Question

I'm configuring OPENLDAP 2.4.35. on Redhat Linux, I have already installed Berkley DB 4.8.30 as a prerequisite. I also checked the version compatibility from OPENLDAP's README file, which says:

    SLAPD:
    BDB and HDB backends require Oracle Berkeley DB 4.4 - 4.8,
    or 5.0 - 5.1.  It is highly recommended to apply the
    patches from Oracle for a given release.

Still I'm getting this error:

    checking db.h usability... yes
    checking db.h presence... yes
    checking for db.h... yes
    checking for Berkeley DB major version in db.h... 4
    checking for Berkeley DB minor version in db.h... 8
    checking if Berkeley DB version supported by BDB/HDB backends... yes
    checking for Berkeley DB link (-ldb-4.8)... yes
    *checking for Berkeley DB library and header version match... no
    configure: error: Berkeley DB version mismatch*

Kindly help

Was it helpful?

Solution

Now the configuration is working fine.
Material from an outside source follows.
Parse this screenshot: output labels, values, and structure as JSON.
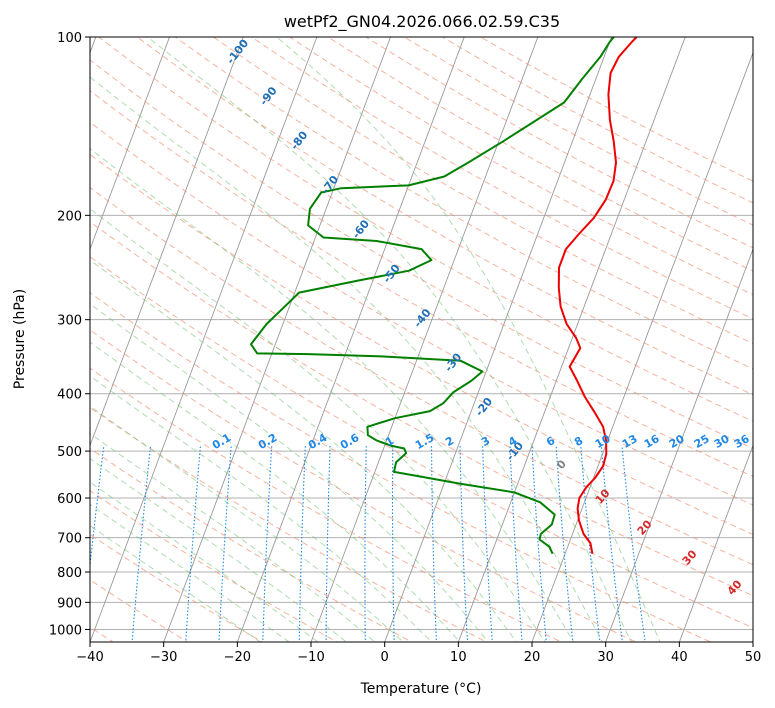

I had to export the library path for Berkeley DB properly:

export LD_LIBRARY_PATH="/root/db-6.0.20/build_unix/.libs"

Edit :

The directory build_unix/.libs contains the necessary libs for OpenLDAP but also lots of other files produced during the Berkeley installation. I rather suggest to use the destination Berkeley lib directory which is created during the installation (it should be equal to PREFIX/lib), because you would remove/update your Berkeley source directory one day, breaking OpenLDAP runtime (see the end of my edit)
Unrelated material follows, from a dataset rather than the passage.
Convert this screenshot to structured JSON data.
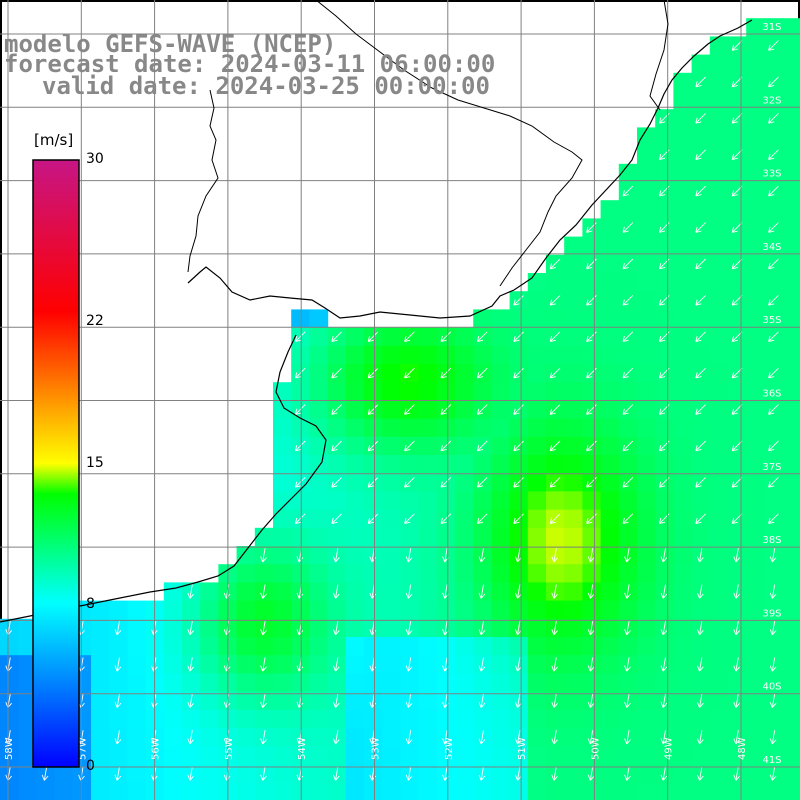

You can either export the LD_LIBRARY_PATH variable, or set it only at the configure time of OpenLDAP, this way :

LD_LIBRARY_PATH="/root/db-6.0.20.installed/lib" ./configure

Usually there would be other configuration options, I am omitting them here.

Once installed correctly, OpenLDAP may still fail to start with the following error message in the log :

5d34473d bdb_back_initialize: BDB library version mismatch: expected Berkeley DB 5.3.28: (September  9, 2013), got Berkeley DB 5.3.21: (May 11, 2012)

To solve this issue, the solution is again to force the LD_LIBRARY_PATH variable, this time in the startup script (wherever is yours, /etc/init.d/openldap for example). As we are talking about the runtime, it's important here to note we shouldn't call the build_unix/.libs directory which is considered temporary, but the created /lib directory.